The story got off to a slowish start as, with most JG Ballard stories, you do need to focus on his writing style. As I got into it,I got much more involved with the plot, basically a Doctor, in Africa, travels up-river to find his friends. He discovers that the forest and area where he wishes to go is being transformed, the vegetation, even the people, into crystal. It's an interesting journey, as he becomes involved with other peoples' stories and tries to stay alive. It's worth reading if you're familiar with Ballard's other SciFi works. I also recommend The Drowned World and The Wind from Nowhere, if you've not read any of his work before.
—Bill
This is my third Ballard novel and I am getting used to the way he writes; heavy use of imagery, plot as a vehicle for the thinly veiled subtexts, characters on a quest to discover something about themselves and cryptic, stilted dialogue with much left unsaid leaving the reader to fill in the gaps.Thought provoking as ever, one really needs time to digest the book and no doubt would benefit from a re-read.The science behind the premise of this book is mind baffling nonsense as far as I know but then, that's not really the point.
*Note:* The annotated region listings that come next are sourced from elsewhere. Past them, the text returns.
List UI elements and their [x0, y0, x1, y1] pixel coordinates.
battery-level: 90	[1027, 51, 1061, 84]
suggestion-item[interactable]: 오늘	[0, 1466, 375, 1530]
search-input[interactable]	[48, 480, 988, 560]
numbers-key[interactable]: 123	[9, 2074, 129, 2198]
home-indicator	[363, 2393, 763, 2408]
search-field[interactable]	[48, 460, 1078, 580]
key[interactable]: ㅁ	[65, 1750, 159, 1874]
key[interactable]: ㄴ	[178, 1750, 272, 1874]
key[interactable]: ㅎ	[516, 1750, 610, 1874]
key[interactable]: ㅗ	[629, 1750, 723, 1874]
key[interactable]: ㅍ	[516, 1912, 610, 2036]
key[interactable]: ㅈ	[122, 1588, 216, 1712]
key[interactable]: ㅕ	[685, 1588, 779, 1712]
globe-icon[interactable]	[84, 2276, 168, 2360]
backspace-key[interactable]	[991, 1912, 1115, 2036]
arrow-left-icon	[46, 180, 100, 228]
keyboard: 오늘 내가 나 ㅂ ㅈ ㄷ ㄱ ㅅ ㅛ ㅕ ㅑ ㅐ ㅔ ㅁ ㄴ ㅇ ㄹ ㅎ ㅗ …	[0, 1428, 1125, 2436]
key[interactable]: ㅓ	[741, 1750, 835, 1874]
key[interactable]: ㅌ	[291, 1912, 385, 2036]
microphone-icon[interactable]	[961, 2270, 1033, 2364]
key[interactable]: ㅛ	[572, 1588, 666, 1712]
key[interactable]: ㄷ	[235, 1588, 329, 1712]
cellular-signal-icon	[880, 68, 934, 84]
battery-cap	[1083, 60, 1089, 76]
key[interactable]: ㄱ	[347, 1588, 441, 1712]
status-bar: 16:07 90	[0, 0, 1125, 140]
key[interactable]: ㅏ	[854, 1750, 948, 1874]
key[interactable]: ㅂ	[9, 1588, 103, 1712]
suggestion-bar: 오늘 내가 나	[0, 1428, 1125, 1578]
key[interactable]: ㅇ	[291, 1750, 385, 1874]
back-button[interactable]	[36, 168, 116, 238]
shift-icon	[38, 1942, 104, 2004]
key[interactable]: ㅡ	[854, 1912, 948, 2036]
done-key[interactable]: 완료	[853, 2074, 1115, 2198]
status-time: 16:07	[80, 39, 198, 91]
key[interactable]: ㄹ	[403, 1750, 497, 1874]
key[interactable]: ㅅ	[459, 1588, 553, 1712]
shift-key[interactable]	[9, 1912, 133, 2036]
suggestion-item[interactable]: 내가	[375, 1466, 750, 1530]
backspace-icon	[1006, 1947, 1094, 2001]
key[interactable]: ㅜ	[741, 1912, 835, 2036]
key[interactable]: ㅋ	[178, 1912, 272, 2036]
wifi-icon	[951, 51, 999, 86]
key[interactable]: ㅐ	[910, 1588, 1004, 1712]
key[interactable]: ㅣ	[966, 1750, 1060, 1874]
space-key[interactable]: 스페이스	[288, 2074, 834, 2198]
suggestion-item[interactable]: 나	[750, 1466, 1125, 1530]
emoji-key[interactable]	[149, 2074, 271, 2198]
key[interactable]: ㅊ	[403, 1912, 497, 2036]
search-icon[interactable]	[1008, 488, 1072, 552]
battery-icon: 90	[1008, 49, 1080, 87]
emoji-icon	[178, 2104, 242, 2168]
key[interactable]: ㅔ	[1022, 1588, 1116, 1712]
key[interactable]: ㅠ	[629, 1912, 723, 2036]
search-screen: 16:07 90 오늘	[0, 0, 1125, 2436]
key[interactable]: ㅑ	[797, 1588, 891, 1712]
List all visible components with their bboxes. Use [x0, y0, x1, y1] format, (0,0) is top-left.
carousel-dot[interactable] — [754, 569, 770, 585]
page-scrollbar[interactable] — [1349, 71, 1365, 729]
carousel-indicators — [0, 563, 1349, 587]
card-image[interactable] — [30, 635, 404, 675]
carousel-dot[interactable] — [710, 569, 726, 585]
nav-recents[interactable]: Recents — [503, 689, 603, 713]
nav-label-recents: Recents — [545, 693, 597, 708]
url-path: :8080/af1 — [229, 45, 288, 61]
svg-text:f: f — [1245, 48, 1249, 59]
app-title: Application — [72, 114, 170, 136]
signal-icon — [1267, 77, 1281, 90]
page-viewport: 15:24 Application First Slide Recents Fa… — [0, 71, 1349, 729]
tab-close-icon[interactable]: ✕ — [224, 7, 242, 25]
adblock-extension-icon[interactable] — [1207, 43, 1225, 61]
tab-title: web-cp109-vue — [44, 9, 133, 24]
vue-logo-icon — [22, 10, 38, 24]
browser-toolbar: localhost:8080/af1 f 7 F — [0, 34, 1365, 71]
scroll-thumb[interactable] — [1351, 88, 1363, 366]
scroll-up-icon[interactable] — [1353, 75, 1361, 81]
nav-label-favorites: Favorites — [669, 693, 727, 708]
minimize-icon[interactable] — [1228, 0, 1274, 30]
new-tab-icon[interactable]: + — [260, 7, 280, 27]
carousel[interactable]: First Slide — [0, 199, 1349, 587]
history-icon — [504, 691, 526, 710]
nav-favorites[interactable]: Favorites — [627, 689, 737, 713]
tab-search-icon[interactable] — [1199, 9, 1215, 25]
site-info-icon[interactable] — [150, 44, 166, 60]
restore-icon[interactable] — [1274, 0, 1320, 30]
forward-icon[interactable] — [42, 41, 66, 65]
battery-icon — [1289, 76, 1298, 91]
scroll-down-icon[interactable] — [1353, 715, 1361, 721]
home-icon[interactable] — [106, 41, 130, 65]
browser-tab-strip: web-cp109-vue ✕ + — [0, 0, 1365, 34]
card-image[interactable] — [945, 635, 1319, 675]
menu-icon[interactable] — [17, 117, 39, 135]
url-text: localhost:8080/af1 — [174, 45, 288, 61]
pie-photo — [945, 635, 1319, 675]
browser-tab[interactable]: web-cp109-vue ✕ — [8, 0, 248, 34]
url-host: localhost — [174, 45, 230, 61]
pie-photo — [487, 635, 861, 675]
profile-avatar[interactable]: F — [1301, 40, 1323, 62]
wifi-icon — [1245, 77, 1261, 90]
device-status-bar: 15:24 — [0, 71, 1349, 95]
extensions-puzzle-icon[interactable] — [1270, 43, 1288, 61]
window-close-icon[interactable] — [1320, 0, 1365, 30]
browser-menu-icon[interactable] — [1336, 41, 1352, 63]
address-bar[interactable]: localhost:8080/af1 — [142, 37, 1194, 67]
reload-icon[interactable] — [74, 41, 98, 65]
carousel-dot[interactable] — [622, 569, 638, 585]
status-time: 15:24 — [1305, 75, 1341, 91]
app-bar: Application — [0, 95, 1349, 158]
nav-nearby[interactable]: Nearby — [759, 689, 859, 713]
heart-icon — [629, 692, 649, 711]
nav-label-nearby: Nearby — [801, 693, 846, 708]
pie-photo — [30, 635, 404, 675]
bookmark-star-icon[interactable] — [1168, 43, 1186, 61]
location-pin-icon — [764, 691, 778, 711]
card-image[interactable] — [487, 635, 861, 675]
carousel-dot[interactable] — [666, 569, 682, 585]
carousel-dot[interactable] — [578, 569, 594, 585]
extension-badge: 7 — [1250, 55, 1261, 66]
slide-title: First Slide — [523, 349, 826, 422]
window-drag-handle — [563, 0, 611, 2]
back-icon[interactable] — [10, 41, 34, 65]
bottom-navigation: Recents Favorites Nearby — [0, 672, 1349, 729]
Man facing various disasters and apocalypses is a common theme Ballard visits again and again but never are we ever able to effectively fight against nature, to overcome its inexplicable shifts. For Ballard, it is more about how we come to terms with change, how we come to accept nature and our place in it.For all that, there is something about his writing that doesn't sit well with me. I am never be fully at ease with the way he writes, never quite gel with his style. I can see why many people like him a lot but I guess it is something personal, a kind of barrier. I did enjoy it though and will read more of his work in the hope that I will one day find something I can really engage with.
—Simon
SpellbindingThis is an interesting piece of literature, not quite a fantasy story, but not quite within the bounds of reality. The characters are normal people, the setting is a small town with nothing special about it, except that it is beside a jungle where jewels grow out of the ground like weeds, and as a tumor, overtake anyone or anything in their way. If you can find your way out, before becoming a frozen statue of gems, the crystals melt away as you cross an invisible threshold. It's mesmerizing, and out of this world.What I liked most, is that Ballard never offers an explanation for this garden of jewelry. The rather simple story takes our characters on adventures in and out of this jungle, where some move swiftly enough to make it through with only a thin layer of "frost" on their clothes, while others find themselves trapped, and eventually buried under a rising ocean of diamonds and sapphires.The prose is simply wonderful. Ballard is a master of language. It is a joy to find yourself tangled in the elegance of his wording, so simple and so fluid, yet as enchanting as the jewels of his strange, dreamlike jungle.If you are looking to read a story with a clear, structured plot, where event A leads to event B and is resolved by event C, then avoid this book. This does not build up to a climactic revelation, and the mystery is not solved by a dramatic courtroom confession. But if you're hoping to find yourself lost in another world, then imagine the possibilities of a place where you can fill your pockets with opals and rubies, and where lepers grow emerald limbs glazed with topaz! Definitely something I plan to read again.